Permettez-moi de citer quelques statistiques : l’absentéisme scolaire représente 7 % des effectifs, tous établissements confondus, mais la situation diffère de façon importante selon les degrés et selon le type d’établissement. Le taux d’absentéisme est de 6 % dans les lycées d’enseignement général, de 3 % dans les collèges et de 15 % dans les lycées d’enseignement professionnel. Pis encore, plus du tiers des élèves absentéistes sont concentrés dans seulement 10 % des lycées professionnels.
Quant aux causes de cet absentéisme, elles sont, elles aussi, diverses. S’agit-il d’une prétendue démission des familles, qui justifierait de les priver d’allocations familiales ? Là encore, les rapports de MM. Carle et Ciotti sont éclairants. Ils dressent un diagnostic que je partage : l’absentéisme est avant tout fonction des conditions de vie de l’élève, matérielles ou affectives, et surtout d’une orientation jamais choisie, toujours subie. Il n’est nullement question des parents.
Je vous cite, monsieur le rapporteur : « Les difficultés d’apprentissage et les retards accumulés depuis le primaire rendent souvent le suivi des cours impossible dès le collège. » Vous continuez en évoquant l’ennui ressenti par l’élève « devant des cours qu’il ne peut comprendre ». La conclusion d’un tel développement serait logique : l’absentéisme est un corollaire du décrochage scolaire, il devrait donc être combattu comme tel et faire l’objet d’une véritable politique de prévention. Ce constat est bien éloigné de la solution proposée, à savoir la seule suspension des allocations familiales !
Échec scolaire et absentéisme touchent tout d’abord les enfants des catégories déjà défavorisées, reproduisant ce que leurs parents eux-mêmes ont connu. Ce diagnostic, nous pourrions le partager. Mais, face à cette tragique reproduction sociale, votre seule réponse est de stigmatiser un peu plus des familles déjà au bord de l’exclusion.
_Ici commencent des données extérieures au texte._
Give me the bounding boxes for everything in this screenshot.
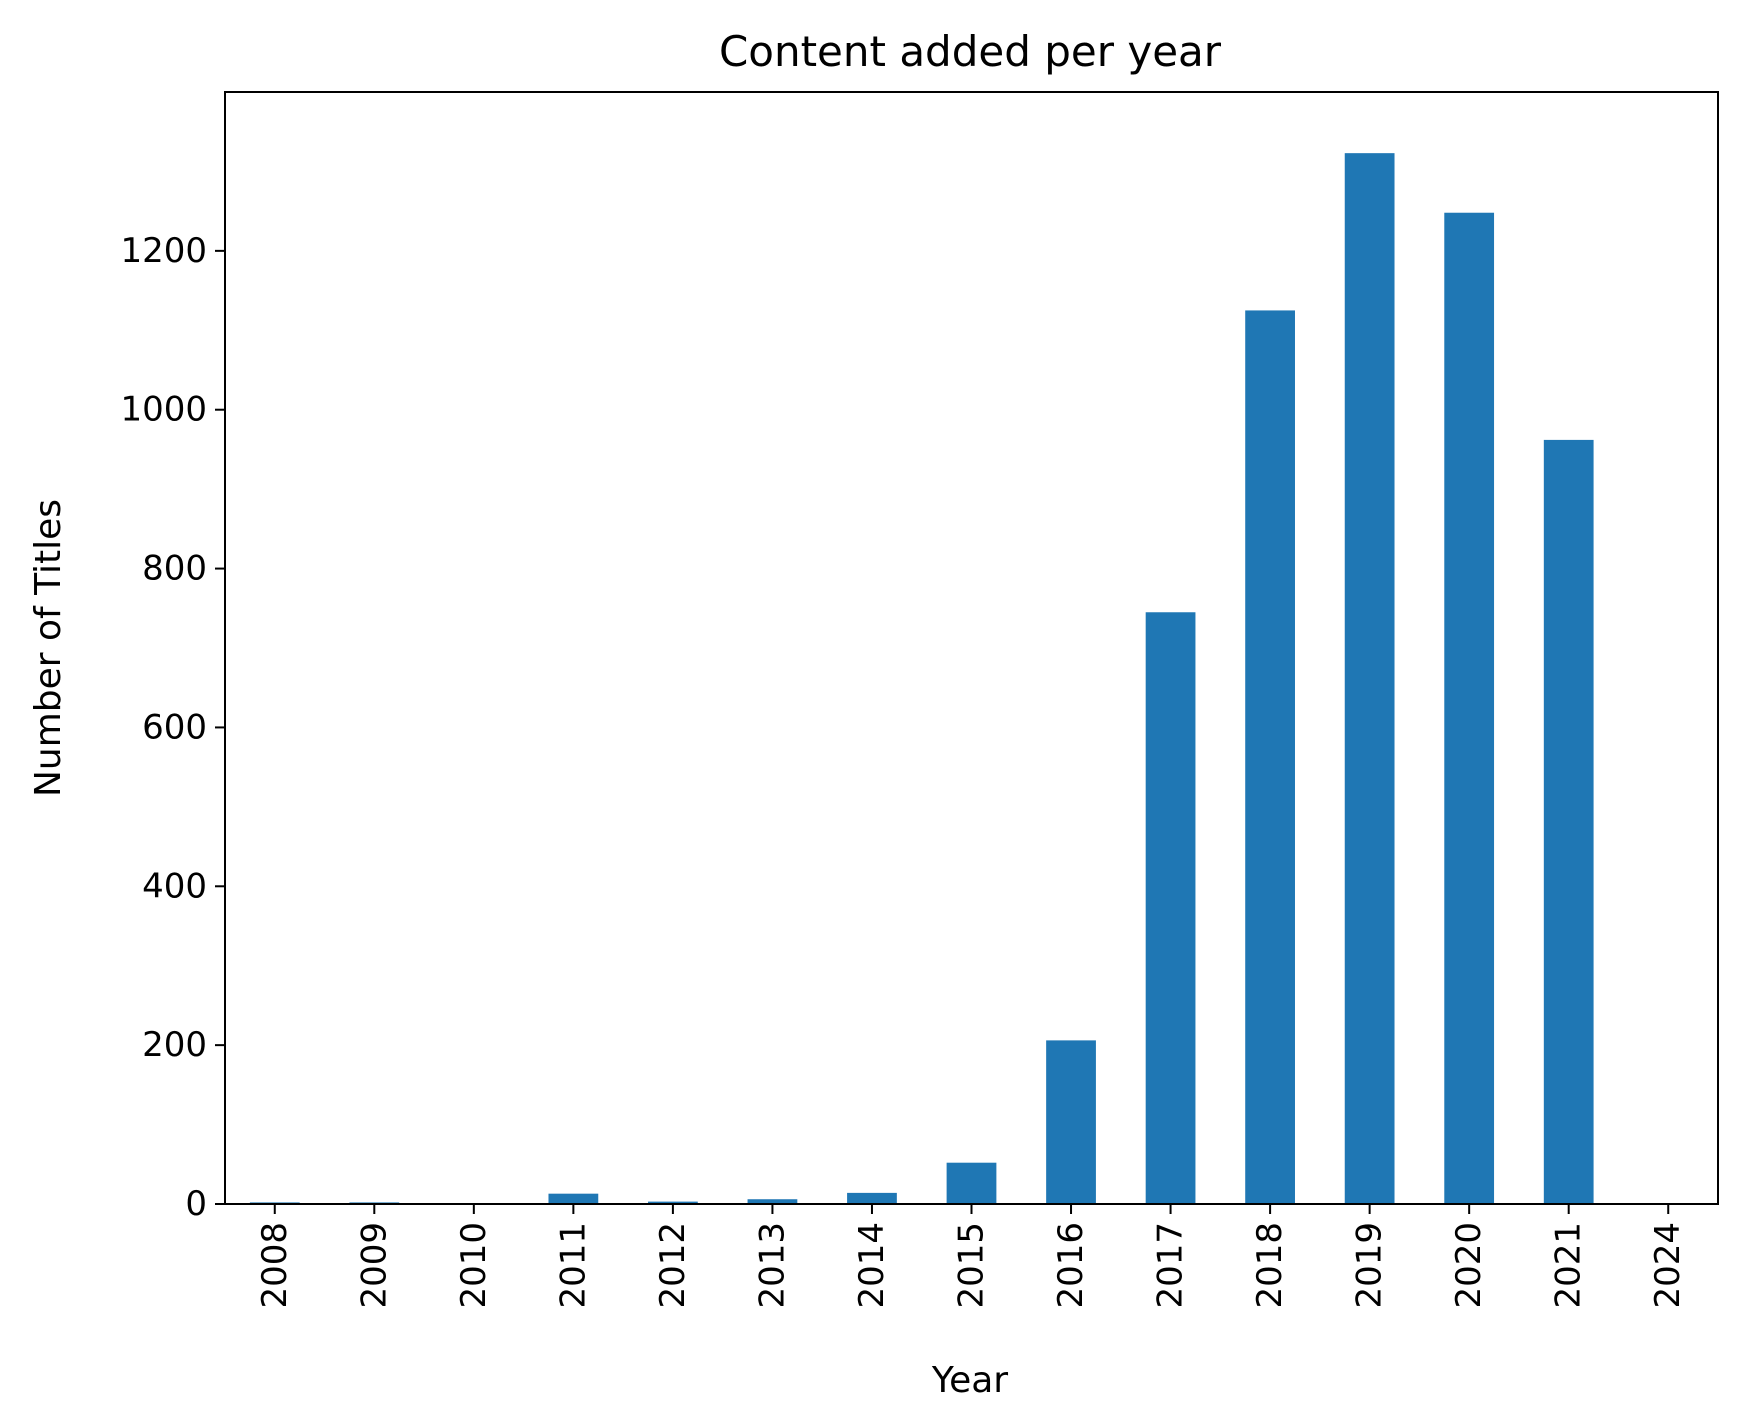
bar-2014 — [847, 1192, 897, 1204]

La réponse proposée repose sur un dispositif déjà existant, le contrat de responsabilité parentale, en dépit de son échec patent. Vous rejetez souvent cet échec sur les présidents des conseils généraux, mais c’est un mauvais procès : le contrat de responsabilité parentale est inappliqué, tout simplement parce qu’il est inapplicable.
Prenons quelques exemples. Allez-vous rendre responsable de l’absentéisme de son fils cette femme élevant seule trois enfants, travaillant tôt le matin et tard le soir, que j’ai croisée dans les allées d’un supermarché ? Elle remplissait son chariot, le portable collé à l’oreille, car elle appelait son fils pour le décider à partir à l’école. Elle commençait son travail dès six heures et demie du matin et avait dû le laisser seul.
Allez-vous pénaliser toute une fratrie d’une famille modeste parce qu’un seul enfant décroche et manque l’école ? Avec votre système, un bon élève pourrait se trouver pénalisé dans la poursuite de ses études, parce que ses parents sont asphyxiés financièrement par une suppression d’allocations familiales dont il n’est pas responsable.